To be sure, Dr. Robby’s medical staff makes mistakes, sometimes leading to death. But mostly, their patients leave the ER in better condition than they entered.

Also, PTMC has its fair share of narcissists, good guys, bad guys, opportunists and angels. But the show’s writing, acting and production cut through all of this and elevate professionalism over drama, which becomes its own soothing form of drama. It deftly does all this in a way that I didn’t even notice until several episodes in—without music to direct the viewer toward how they are “supposed” to feel. 

In a moment when institutional competence feels fragile, watching skilled professionals act with clarity carries emotional weight beyond entertainment.

In an OpEd for The Washington Post, Jada Yuan noted how the season premiered just before Donald Trump’s 2025 inauguration, and its second season began almost exactly a year into his first term. According to Yuan, The Pitt “​​cannot be separated from the context in which we’re watching it.”

As our headlines are dominated by a thrice-married, bankrupt casino man whose character on a reality show thrust him into the most powerful position in the world, where he has surrounded himself with similarly inept lightweights, watching people do things well can be soothing.


Faith in Chaos

 

Noah Wyle as Dr. “Robby” Robinivich (Photograph by Warrick Page/Max)


One of the most understated, subtle ways The Pitt serves as a contemplative experience is through its depiction of various forms of faith and religious practice.

A scene in season one depicts Dr. Robby collapsed on the floor of a patient room painted for the youngest ER patients. The pediatric room had been converted into a makeshift morgue for the victims of the music festival shooting. Dr. Whitaker, a fourth-year medical student, walked in on him clutching a Star of David and praying the Shema in Hebrew: “Hear O Israel, The Lord our God, The Lord is One.”

“I don’t know if I actually believe in God, especially on days like today,” Dr. Robby told Whitaker, confessing he learned the prayer from his grandmother. 

In an earlier episode, Dana Evans, Robby’s charge nurse, shares with a patient in a fleeting conversation that she believes in God. When this occurred, it was difficult to tell whether she was being genuine or recognizing the usefulness of invoking God in a consequential moment for someone who clearly believes in God.
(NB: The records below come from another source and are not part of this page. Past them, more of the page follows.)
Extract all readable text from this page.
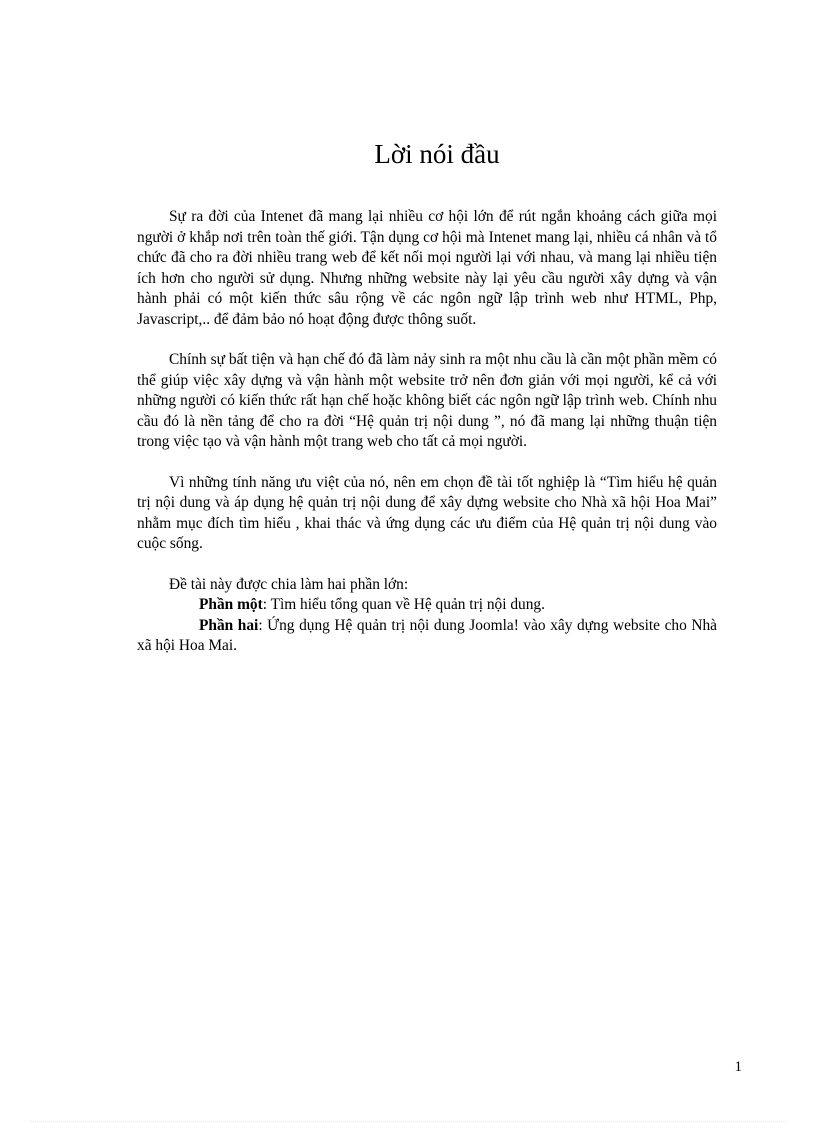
Lời nói đầu

Sự ra đời của Intenet đã mang lại nhiều cơ hội lớn để rút ngắn khoảng cách giữa mọi người ở khắp nơi trên toàn thế giới. Tận dụng cơ hội mà Intenet mang lại, nhiều cá nhân và tổ chức đã cho ra đời nhiều trang web để kết nối mọi người lại với nhau, và mang lại nhiều tiện ích hơn cho người sử dụng. Nhưng những website này lại yêu cầu người xây dựng và vận hành phải có một kiến thức sâu rộng về các ngôn ngữ lập trình web như HTML, Php, Javascript,.. để đảm bảo nó hoạt động được thông suốt.

Chính sự bất tiện và hạn chế đó đã làm nảy sinh ra một nhu cầu là cần một phần mềm có thể giúp việc xây dựng và vận hành một website trở nên đơn giản với mọi người, kể cả với những người có kiến thức rất hạn chế hoặc không biết các ngôn ngữ lập trình web. Chính nhu cầu đó là nền tảng để cho ra đời “Hệ quản trị nội dung ”, nó đã mang lại những thuận tiện trong việc tạo và vận hành một trang web cho tất cả mọi người.

Vì những tính năng ưu việt của nó, nên em chọn đề tài tốt nghiệp là “Tìm hiểu hệ quản trị nội dung và áp dụng hệ quản trị nội dung để xây dựng website cho Nhà xã hội Hoa Mai” nhằm mục đích tìm hiểu , khai thác và ứng dụng các ưu điểm của Hệ quản trị nội dung vào cuộc sống.

Đề tài này được chia làm hai phần lớn:

Phần một: Tìm hiểu tổng quan về Hệ quản trị nội dung.

Phần hai: Ứng dụng Hệ quản trị nội dung Joomla! vào xây dựng website cho Nhà xã hội Hoa Mai.

1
The tell, however, is in the tape. Throughout the show, Evans serves as the moral center and primary mover of the ER. She is crass and irreverent, but the one people look to for guidance.

Despite Robby’s and Evans’ different levels of devotion, they both share a pastoral trait in common. Each of them, in their own way, embraces the sacredness of whatever person is in front of them in a given moment. And they treat, to the best of their ability, each individual moment as holy and worthy of attention.

The Pitt will not save the world. It is, however, the one hour a week when I am not tempted to check my phone to see what’s going on in it.